GNAM Week is a week of advanced study sessions (elective course, 3 credits) simultaneously run in the member universities of the Global Network for Advanced Management (GNAM), a network of world-class business schools including Yale University and LSE. Each university gets to choose a topic that aligns with the country and region’s characteristics.
In-depth lectures and team projects are conducted based on these topics, focusing on the country’s economic and management-related issues. Students also have opportunities to visit the representative companies and institutions of each nation and to take part in cultural programs, which help them deepen their understanding of the culture and tradition of each country.
The Doing Business in Korea (DBiK) is the representative global program of the SNU MBA, through which SNU invites MBA students from major partner universities, including UCLA, New York University, University of Toronto and Singapore Management University, to introduce them to the characteristic management strategies of Korean companies as well as the Korean economic development model.

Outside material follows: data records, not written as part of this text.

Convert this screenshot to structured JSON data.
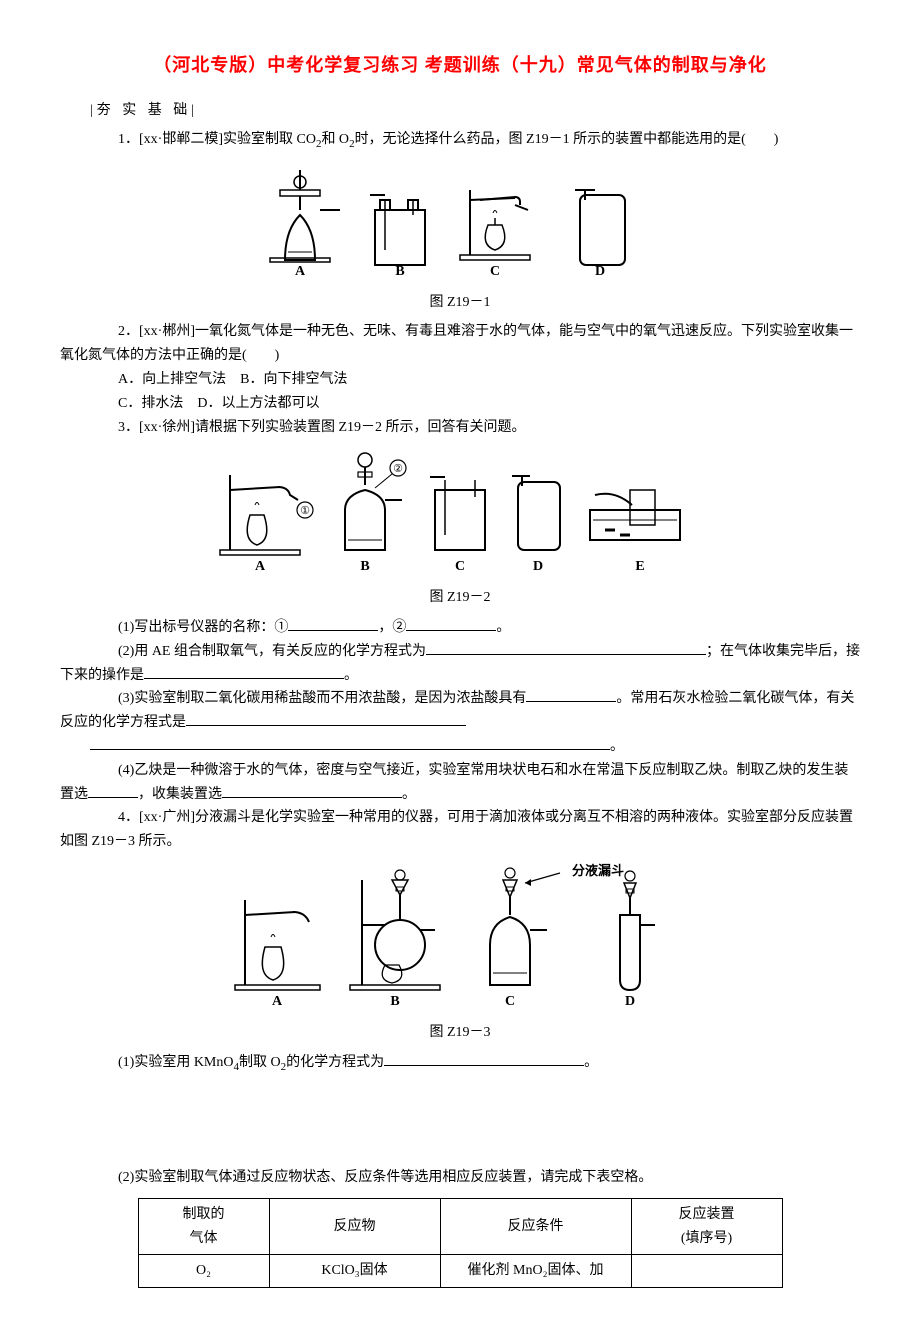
{
  "title": "（河北专版）中考化学复习练习 考题训练（十九）常见气体的制取与净化",
  "section_head": "|夯 实 基 础|",
  "q1": {
    "text_before": "1．[xx·邯郸二模]实验室制取 CO",
    "sub1": "2",
    "text_mid1": "和 O",
    "sub2": "2",
    "text_after": "时，无论选择什么药品，图 Z19－1 所示的装置中都能选用的是(　　)",
    "caption": "图 Z19－1",
    "labels": [
      "A",
      "B",
      "C",
      "D"
    ]
  },
  "q2": {
    "intro": "2．[xx·郴州]一氧化氮气体是一种无色、无味、有毒且难溶于水的气体，能与空气中的氧气迅速反应。下列实验室收集一氧化氮气体的方法中正确的是(　　)",
    "opt_line1": "A．向上排空气法　B．向下排空气法",
    "opt_line2": "C．排水法　D．以上方法都可以"
  },
  "q3": {
    "intro": "3．[xx·徐州]请根据下列实验装置图 Z19－2 所示，回答有关问题。",
    "caption": "图 Z19－2",
    "labels": [
      "A",
      "B",
      "C",
      "D",
      "E"
    ],
    "p1_a": "(1)写出标号仪器的名称：①",
    "p1_b": "，②",
    "p1_c": "。",
    "p2_a": "(2)用 AE 组合制取氧气，有关反应的化学方程式为",
    "p2_b": "；在气体收集完毕后，接下来的操作是",
    "p2_c": "。",
    "p3_a": "(3)实验室制取二氧化碳用稀盐酸而不用浓盐酸，是因为浓盐酸具有",
    "p3_b": "。常用石灰水检验二氧化碳气体，有关反应的化学方程式是",
    "p3_c": "。",
    "p4_a": "(4)乙炔是一种微溶于水的气体，密度与空气接近，实验室常用块状电石和水在常温下反应制取乙炔。制取乙炔的发生装置选",
    "p4_b": "，收集装置选",
    "p4_c": "。"
  },
  "q4": {
    "intro": "4．[xx·广州]分液漏斗是化学实验室一种常用的仪器，可用于滴加液体或分离互不相溶的两种液体。实验室部分反应装置如图 Z19－3 所示。",
    "caption": "图 Z19－3",
    "labels": [
      "A",
      "B",
      "C",
      "D"
    ],
    "funnel_label": "分液漏斗",
    "p1_a": "(1)实验室用 KMnO",
    "p1_sub": "4",
    "p1_b": "制取 O",
    "p1_sub2": "2",
    "p1_c": "的化学方程式为",
    "p1_d": "。",
    "p2": "(2)实验室制取气体通过反应物状态、反应条件等选用相应反应装置，请完成下表空格。"
  },
  "table": {
    "headers": [
      "制取的\n气体",
      "反应物",
      "反应条件",
      "反应装置\n(填序号)"
    ],
    "row1": [
      "O₂",
      "KClO₃固体",
      "催化剂 MnO₂固体、加",
      ""
    ]
  },
  "colors": {
    "title": "#ff0000",
    "text": "#000000",
    "bg": "#ffffff"
  }
}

It is held for a week every August (elective course, 3 credits) and consists of special lectures given by SNU faculty members and prominent business figures, visits to companies, cultural experience programs and team projects. International participants can learn about the unique Korean development model from the political, societal, and management-related perspective while SNU MBA students can gain an objective viewpoint towards Korea’s current economic situation and the characteristic Korean style of corporate management. Through team projects, where Korean and international MBA students form a team to propose ideas to introduce overseas company (services) into Korea, students get to apply management theories such as feasibility studies and localization strategies of global conglomerates into the actual Korean business model, which makes the DBiK program very popular among MBA students around the world every year.